Crédit bancaire : La pandémie brouille la mesure du risque

La Banque centrale met en garde contre le risque de voir apparaître des “emprunteurs zombies” après le pic de la pandémie Les banques ne devraient pas leur accorder de prêts, mais plutôt à des entreprises plus efficaces, selon le régulateur.

La crise a fortement augmenté la charge pesant sur les entreprises, et en 2021, les banques pourraient être confrontées à une augmentation des créances douteuses de leurs clients – des personnes morales. Les créanciers devraient admettre plus rapidement les pertes afin d’identifier les mauvais emprunteurs, estime la Banque centrale.

En raison de la crise et de la pandémie, les dettes des entreprises russes ont augmenté de 14 % et ont atteint 62,6 % du PIB du pays, ce qui a considérablement augmenté les risques pour les banques, selon une revue de stabilité financière de la Banque centrale. Bien que les niveaux d’endettement des entreprises ne se distinguent pas encore de ceux d’autres marchés émergents, la Russie présente une forte concentration du passif des entreprises – une part importante de la dette est due par un petit nombre de gros emprunteurs dont le service est assuré par de grandes banques. Comme le note le régulateur, cela pourrait être une source de risque systémique pour le secteur financier, ce qui signifie que les banques devraient surveiller de près la façon dont les entreprises clientes sortent de la crise.

“Dans la phase actuelle de la crise, on peut s’attendre à une réalisation active des risques de crédit. Il est important que la comptabilisation des pertes sur les prêts non performants ne soit pas retardée pendant une longue période, car cela peut conduire à l’émergence d'”emprunteurs zombies” et entraver l’octroi de prêts aux entreprises efficaces”, a déclaré la Banque de Russie dans un rapport.
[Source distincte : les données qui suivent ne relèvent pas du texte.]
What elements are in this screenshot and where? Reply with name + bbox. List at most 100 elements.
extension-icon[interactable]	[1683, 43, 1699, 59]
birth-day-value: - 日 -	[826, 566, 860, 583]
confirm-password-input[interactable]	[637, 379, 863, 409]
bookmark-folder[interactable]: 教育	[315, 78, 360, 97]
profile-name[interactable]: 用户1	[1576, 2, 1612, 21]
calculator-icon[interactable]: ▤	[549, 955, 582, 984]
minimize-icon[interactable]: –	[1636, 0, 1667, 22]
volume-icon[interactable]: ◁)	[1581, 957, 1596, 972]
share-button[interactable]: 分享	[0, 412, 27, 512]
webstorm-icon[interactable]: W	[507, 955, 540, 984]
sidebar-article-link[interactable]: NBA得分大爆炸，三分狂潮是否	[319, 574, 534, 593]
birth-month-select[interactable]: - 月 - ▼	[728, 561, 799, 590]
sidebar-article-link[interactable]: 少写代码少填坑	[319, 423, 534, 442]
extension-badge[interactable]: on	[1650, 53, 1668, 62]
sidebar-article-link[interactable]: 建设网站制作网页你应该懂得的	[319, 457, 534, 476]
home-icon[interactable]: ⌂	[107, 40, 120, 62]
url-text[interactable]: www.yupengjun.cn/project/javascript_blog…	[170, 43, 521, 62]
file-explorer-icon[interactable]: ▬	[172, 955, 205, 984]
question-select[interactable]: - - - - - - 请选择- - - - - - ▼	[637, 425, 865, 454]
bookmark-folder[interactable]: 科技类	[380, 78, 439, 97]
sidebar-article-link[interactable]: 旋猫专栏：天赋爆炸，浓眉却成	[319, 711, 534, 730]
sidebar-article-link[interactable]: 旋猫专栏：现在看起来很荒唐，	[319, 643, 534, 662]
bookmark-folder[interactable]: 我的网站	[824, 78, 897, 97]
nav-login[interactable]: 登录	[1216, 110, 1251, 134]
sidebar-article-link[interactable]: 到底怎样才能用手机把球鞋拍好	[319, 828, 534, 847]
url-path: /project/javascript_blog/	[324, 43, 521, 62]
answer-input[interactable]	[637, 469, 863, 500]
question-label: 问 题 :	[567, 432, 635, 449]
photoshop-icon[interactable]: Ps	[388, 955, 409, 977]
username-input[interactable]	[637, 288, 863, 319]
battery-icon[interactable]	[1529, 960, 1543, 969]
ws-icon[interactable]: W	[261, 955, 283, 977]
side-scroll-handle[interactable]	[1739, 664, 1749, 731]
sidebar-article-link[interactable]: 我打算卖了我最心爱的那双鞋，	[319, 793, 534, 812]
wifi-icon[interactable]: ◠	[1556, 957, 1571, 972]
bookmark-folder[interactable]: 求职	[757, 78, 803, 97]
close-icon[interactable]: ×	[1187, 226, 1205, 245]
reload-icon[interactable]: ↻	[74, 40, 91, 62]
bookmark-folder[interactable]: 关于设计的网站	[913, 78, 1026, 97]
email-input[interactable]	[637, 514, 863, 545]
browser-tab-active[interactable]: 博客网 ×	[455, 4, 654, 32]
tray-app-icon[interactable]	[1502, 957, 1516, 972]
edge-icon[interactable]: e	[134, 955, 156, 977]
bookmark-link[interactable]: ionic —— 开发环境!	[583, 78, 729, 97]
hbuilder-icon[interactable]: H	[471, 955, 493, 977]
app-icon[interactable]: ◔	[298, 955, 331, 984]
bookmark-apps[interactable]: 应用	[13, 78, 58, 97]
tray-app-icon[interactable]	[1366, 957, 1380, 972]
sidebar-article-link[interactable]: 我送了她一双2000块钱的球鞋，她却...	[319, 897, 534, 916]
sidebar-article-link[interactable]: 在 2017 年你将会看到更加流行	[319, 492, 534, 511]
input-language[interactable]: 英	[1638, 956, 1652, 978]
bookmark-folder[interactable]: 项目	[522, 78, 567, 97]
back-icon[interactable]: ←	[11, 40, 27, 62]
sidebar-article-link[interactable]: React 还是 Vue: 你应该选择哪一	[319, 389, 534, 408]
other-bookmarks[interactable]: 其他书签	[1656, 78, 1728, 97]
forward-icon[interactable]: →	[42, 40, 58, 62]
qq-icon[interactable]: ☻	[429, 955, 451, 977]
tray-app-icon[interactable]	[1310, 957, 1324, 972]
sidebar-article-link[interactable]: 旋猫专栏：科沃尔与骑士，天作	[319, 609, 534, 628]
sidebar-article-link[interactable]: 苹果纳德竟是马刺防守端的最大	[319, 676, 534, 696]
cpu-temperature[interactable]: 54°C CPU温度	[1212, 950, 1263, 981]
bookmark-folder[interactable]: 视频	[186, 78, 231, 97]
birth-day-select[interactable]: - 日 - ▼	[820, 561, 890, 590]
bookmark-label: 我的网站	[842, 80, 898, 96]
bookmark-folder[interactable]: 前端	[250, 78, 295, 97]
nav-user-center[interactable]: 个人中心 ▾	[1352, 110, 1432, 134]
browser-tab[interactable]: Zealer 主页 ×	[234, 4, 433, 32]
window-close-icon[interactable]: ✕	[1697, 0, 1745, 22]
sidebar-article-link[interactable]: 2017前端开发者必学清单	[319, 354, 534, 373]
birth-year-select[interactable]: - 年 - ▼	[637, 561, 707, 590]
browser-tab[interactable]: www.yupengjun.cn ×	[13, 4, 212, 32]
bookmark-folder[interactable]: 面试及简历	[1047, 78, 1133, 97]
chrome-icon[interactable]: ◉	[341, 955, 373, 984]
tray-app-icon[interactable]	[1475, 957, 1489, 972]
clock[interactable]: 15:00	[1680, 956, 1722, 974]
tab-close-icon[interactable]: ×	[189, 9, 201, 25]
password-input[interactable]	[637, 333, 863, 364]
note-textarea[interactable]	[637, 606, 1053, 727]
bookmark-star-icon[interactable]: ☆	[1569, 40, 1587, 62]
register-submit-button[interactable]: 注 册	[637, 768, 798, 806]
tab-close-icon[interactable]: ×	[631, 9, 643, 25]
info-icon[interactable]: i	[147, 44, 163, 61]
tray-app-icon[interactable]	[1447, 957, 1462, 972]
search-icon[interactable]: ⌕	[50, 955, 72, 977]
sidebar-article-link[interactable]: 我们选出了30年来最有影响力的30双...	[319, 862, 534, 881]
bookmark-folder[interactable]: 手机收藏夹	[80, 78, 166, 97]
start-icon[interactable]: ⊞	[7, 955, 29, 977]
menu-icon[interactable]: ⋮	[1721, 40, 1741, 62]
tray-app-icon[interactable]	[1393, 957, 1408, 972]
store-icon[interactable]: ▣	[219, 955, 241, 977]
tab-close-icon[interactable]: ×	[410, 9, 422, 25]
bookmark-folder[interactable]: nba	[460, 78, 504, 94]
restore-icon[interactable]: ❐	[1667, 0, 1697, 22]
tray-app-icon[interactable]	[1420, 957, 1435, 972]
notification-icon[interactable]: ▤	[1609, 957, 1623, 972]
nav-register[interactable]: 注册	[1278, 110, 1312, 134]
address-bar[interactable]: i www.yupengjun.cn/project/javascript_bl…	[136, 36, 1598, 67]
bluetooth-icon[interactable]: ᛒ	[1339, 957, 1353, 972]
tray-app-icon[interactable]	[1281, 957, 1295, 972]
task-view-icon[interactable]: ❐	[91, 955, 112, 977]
Les “emprunteurs zombies” sont des entreprises qui ne seront pas en mesure de rétablir leur solvabilité après avoir restructuré leurs dettes, a expliqué aux journalistes la première vice-présidente de la Banque centrale. Elle a souligné que les banques devraient plutôt donner une chance aux entreprises “vivantes” qui, malgré le lourd endettement, seront en mesure de reprendre leurs activités normales après le pic de la crise.

Pourquoi la Banque centrale s’est-elle intéressée aux problèmes des entreprises ?

Le régulateur note que les 92 plus grandes entreprises représentent 37 % de la dette du secteur non financier russe. Au premier semestre 2020, le ratio de leur dette nette par rapport à l’EBITDA (bénéfice avant intérêts, impôts et dépréciation) a augmenté de 28,5 %, passant de 1,4 à 1,8 fois. En outre, la charge de la dette de 8 % des organisations a augmenté de plus de 100 % au cours de la même période.

Contrairement aux crises précédentes, le choc de la pandémie a entraîné une augmentation atypique des portefeuilles d’entreprises des banques. Aux deuxième et troisième trimestres, la dette des entreprises a augmenté de 11,7 % en glissement annuel (6,1 % pour les prêts en roubles et 4,7 % pour les prêts en devises). Ce n’était pas le cas pendant la crise de 2014-2015, lorsque les portefeuilles d’entreprises en roubles des banques augmentaient à moins de 4 % et que les portefeuilles en devises étrangères diminuaient carrément.